Ambitious Data Challenges: We're leveraging advanced data processing at the intersection of generative AI and cybersecurity, building systems that process security data at massive scale to enable proactive threat detection. You'll architect the data infrastructure that powers breakthrough AI capabilities for security teams worldwide.
Expert Team: We are a team of hands-on leaders with deep experience in Big Tech and Scale-ups. Our team has been part of the leadership teams behind multiple acquisitions and an IPO.
Impactful Work: Cybersecurity is a force for good—helping stop cyber attacks ultimately helps deliver better outcomes for all of us. The data systems you build will directly enable security teams to protect organizations from real threats.

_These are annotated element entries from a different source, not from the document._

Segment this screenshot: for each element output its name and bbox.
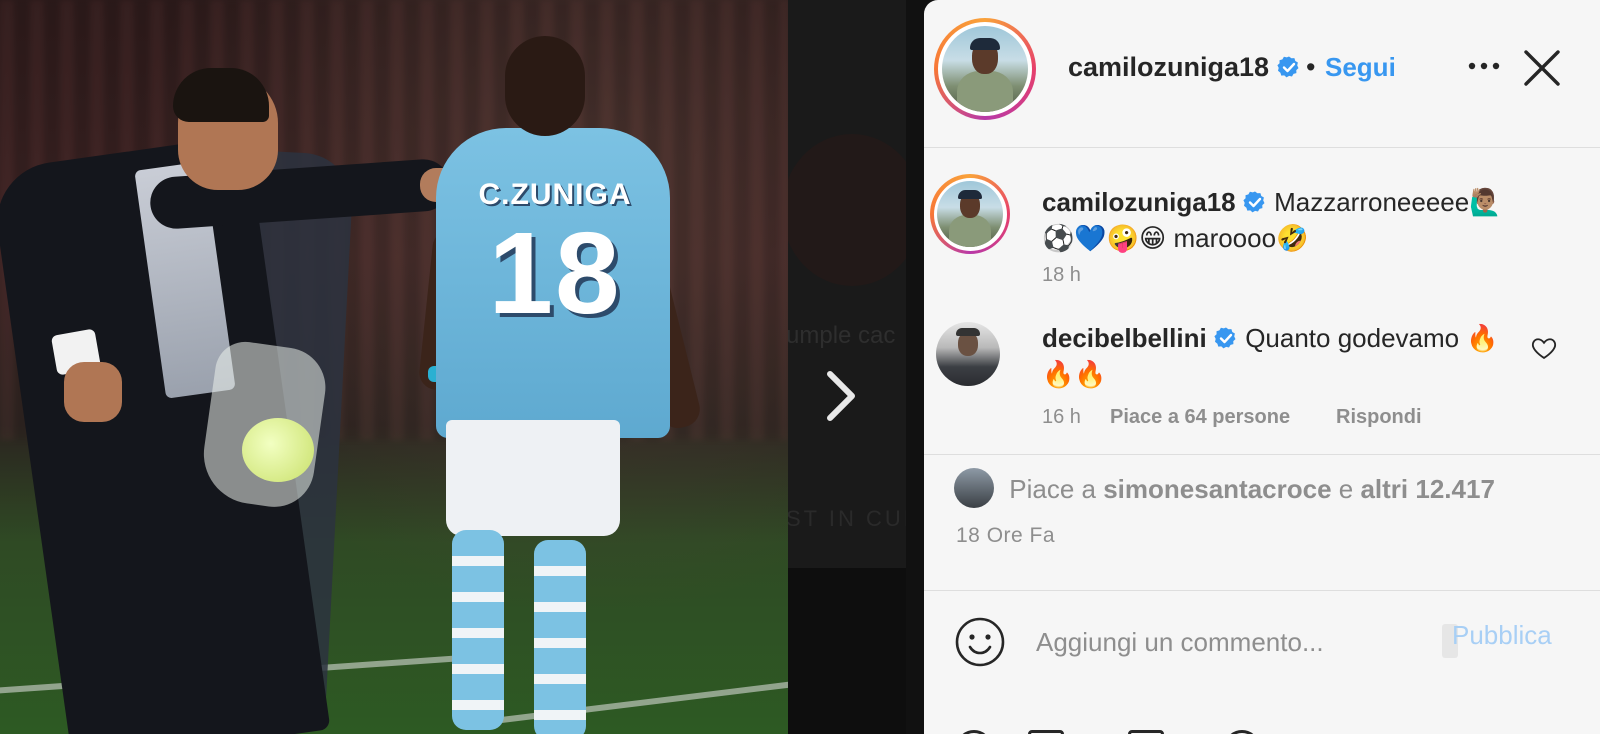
verified-badge-icon: [1243, 191, 1265, 213]
comment-likes[interactable]: Piace a 64 persone: [1110, 406, 1290, 429]
publish-button[interactable]: Pubblica: [1452, 620, 1552, 651]
comment-time: 16 h: [1042, 406, 1081, 428]
close-icon[interactable]: [1522, 48, 1562, 88]
next-post-button[interactable]: [812, 368, 868, 424]
liker-username[interactable]: simonesantacroce: [1103, 474, 1331, 504]
caption-time: 18 h: [1042, 264, 1081, 286]
like-icon[interactable]: [956, 730, 992, 734]
verified-badge-icon: [1214, 327, 1236, 349]
caption-line1: Mazzarroneeeee🙋🏽‍♂️: [1274, 187, 1502, 217]
comment-bar: Pubblica: [924, 590, 1600, 702]
follow-button[interactable]: Segui: [1325, 52, 1396, 83]
pitch-line: [480, 680, 788, 726]
ball: [242, 418, 314, 482]
likes-summary[interactable]: Piace a simonesantacroce e altri 12.417: [954, 468, 1574, 508]
jersey-number: 18: [488, 208, 622, 338]
comment-icon[interactable]: [1028, 730, 1064, 734]
preview-text: ST IN CUI: [788, 506, 906, 531]
share-icon[interactable]: [1128, 730, 1164, 734]
player-shorts: [446, 420, 620, 536]
player-sock: [452, 530, 504, 730]
emoji-icon[interactable]: [954, 616, 1006, 668]
caption-username[interactable]: camilozuniga18: [1042, 187, 1236, 217]
caption-line2: ⚽💙🤪😁 maroooo🤣: [1042, 223, 1309, 253]
header-separator: •: [1306, 52, 1316, 82]
likes-prefix: Piace a: [1009, 474, 1096, 504]
caption-text: camilozuniga18 Mazzarroneeeee🙋🏽‍♂️ ⚽💙🤪😁 …: [1042, 184, 1562, 256]
comment-body-line2: 🔥🔥: [1042, 359, 1107, 389]
post-photo[interactable]: C.ZUNIGA 18: [0, 0, 788, 734]
comment-body: Quanto godevamo 🔥: [1245, 323, 1499, 353]
post-header: camilozuniga18 • Segui: [924, 0, 1600, 148]
comment-username[interactable]: decibelbellini: [1042, 323, 1207, 353]
like-comment-heart-icon[interactable]: [1530, 334, 1558, 362]
likes-others[interactable]: altri 12.417: [1360, 474, 1494, 504]
comment-text: decibelbellini Quanto godevamo 🔥 🔥🔥: [1042, 320, 1512, 392]
action-bar: [924, 712, 1600, 734]
chevron-right-icon: [827, 371, 855, 421]
post-side-panel: camilozuniga18 • Segui camilozuniga18 Ma…: [924, 0, 1600, 734]
liker-avatar[interactable]: [954, 468, 994, 508]
player-sock: [534, 540, 586, 734]
preview-text: umple cac: [788, 322, 896, 349]
comment-input[interactable]: [1036, 620, 1416, 664]
preview-image: [788, 134, 906, 286]
more-options-icon[interactable]: [1464, 54, 1504, 78]
coach-hair: [173, 68, 269, 122]
post-time-ago: 18 Ore Fa: [956, 524, 1056, 547]
caption-avatar[interactable]: [930, 174, 1010, 254]
header-username-text: camilozuniga18: [1068, 52, 1270, 82]
divider: [924, 454, 1600, 455]
save-icon[interactable]: [1224, 730, 1260, 734]
player-head: [505, 36, 585, 136]
header-avatar[interactable]: [934, 18, 1036, 120]
reply-button[interactable]: Rispondi: [1336, 406, 1422, 429]
verified-badge-icon: [1276, 56, 1299, 78]
header-username[interactable]: camilozuniga18: [1068, 52, 1301, 83]
coach-hand: [64, 362, 122, 422]
likes-conj: e: [1338, 474, 1354, 504]
next-post-preview: umple cac ST IN CUI: [788, 0, 906, 734]
commenter-avatar[interactable]: [936, 322, 1000, 386]
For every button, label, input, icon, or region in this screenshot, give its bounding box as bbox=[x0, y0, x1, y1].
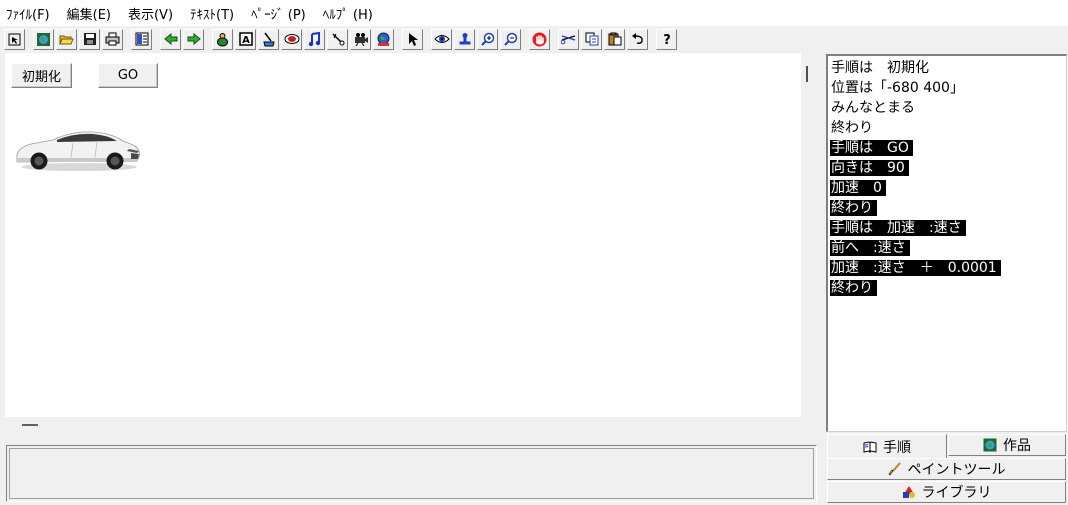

Build an AI-Native Company: We're building a new company in the AI era with the opportunity to design everything from the ground up—you'll architect the data foundation using cutting-edge technologies like Apache Iceberg and build systems with platform thinking from day one.
Technical Growth: Direct partnership with experienced infrastructure and engineering teams, significant equity upside, and the opportunity to own the data engineering function as we scale from startup to handling the world's largest security datasets.